Light Cone QED in a Homogeneous Electric Background

TL;DR

This paper provides an exact solution for the Dirac equation in a light cone-dependent electric field, enabling real-time analysis of pair creation, resolving prior ambiguities, and revealing novel non-analytic current behaviors in QED.

Contribution

It introduces the first exact mode function solutions for arbitrary light cone electric fields in any dimension, resolving the $p^+=0$ ambiguity and enabling real-time pair production calculations.

Findings

Pair creation occurs as a discrete, instantaneous event on the light cone.

The solution applies to electrons of any mass and in any spacetime dimension.

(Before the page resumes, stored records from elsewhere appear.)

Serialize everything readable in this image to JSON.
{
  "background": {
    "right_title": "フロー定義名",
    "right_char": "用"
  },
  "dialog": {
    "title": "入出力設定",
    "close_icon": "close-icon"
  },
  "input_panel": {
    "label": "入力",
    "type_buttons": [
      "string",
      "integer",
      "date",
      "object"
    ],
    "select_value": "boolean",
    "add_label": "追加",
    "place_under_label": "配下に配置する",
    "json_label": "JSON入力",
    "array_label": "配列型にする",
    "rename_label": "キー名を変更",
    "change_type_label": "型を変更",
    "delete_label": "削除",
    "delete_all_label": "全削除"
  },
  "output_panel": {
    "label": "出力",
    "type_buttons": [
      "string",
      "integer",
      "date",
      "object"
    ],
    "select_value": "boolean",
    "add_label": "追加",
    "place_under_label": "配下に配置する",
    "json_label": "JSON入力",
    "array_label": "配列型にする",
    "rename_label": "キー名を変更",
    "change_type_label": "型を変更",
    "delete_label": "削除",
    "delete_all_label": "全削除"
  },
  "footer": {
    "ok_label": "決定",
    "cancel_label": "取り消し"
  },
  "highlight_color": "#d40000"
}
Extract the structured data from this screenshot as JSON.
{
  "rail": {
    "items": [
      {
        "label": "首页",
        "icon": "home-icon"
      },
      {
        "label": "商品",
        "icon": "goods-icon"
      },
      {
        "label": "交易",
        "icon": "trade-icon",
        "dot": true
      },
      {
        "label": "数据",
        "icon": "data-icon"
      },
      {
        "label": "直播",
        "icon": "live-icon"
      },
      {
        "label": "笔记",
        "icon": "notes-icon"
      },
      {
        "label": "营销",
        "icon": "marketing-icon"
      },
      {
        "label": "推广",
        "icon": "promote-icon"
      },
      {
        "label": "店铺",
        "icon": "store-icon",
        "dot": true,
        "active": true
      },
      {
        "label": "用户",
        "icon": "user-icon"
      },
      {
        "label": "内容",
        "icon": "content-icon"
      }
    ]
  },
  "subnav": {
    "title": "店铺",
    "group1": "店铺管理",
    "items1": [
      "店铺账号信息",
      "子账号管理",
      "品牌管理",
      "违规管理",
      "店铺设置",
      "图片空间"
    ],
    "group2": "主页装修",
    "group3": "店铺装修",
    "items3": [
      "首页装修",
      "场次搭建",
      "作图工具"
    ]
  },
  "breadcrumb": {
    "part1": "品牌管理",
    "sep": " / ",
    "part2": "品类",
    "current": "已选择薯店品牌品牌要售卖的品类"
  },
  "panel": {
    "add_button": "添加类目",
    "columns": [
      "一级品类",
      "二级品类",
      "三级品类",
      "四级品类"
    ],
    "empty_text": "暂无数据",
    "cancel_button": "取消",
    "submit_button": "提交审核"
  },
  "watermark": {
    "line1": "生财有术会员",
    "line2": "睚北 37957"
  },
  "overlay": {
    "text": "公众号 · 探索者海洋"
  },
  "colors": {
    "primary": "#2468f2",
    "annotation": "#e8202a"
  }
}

Expectation values of current operators depend non-analytically on the background field.

Abstract

I present an exact solution for the Heisenberg picture, Dirac electron in the presence of an electric field which depends arbitrarily upon the light cone time parameter $x^+ = (t+x)/\sqrt{2}$. This is the largest class of background fields for which the mode functions have ever been obtained. The solution applies to electrons of any mass and in any spacetime dimension. The traditional ampiguity at $p^+ = 0$ is explicitly resolved. It turns out that the initial value operators include not only $(I + \gamma^0 \gamma^1) \psi$ at $x^+ = 0$ but also $(I - \gamma^0 \gamma^1) \psi$ at $x^- = -L$. Pair creation is a discrete and instantaneous event on the light cone, so one can compute the particle production rate in real time. In $D=1+1$ dimensions one can also see the anomaly. Another novel feature of the solution is that the expectation value of the currents operators depends non-analytically upon the background field. This seems to suggest a new, strong phase of QED.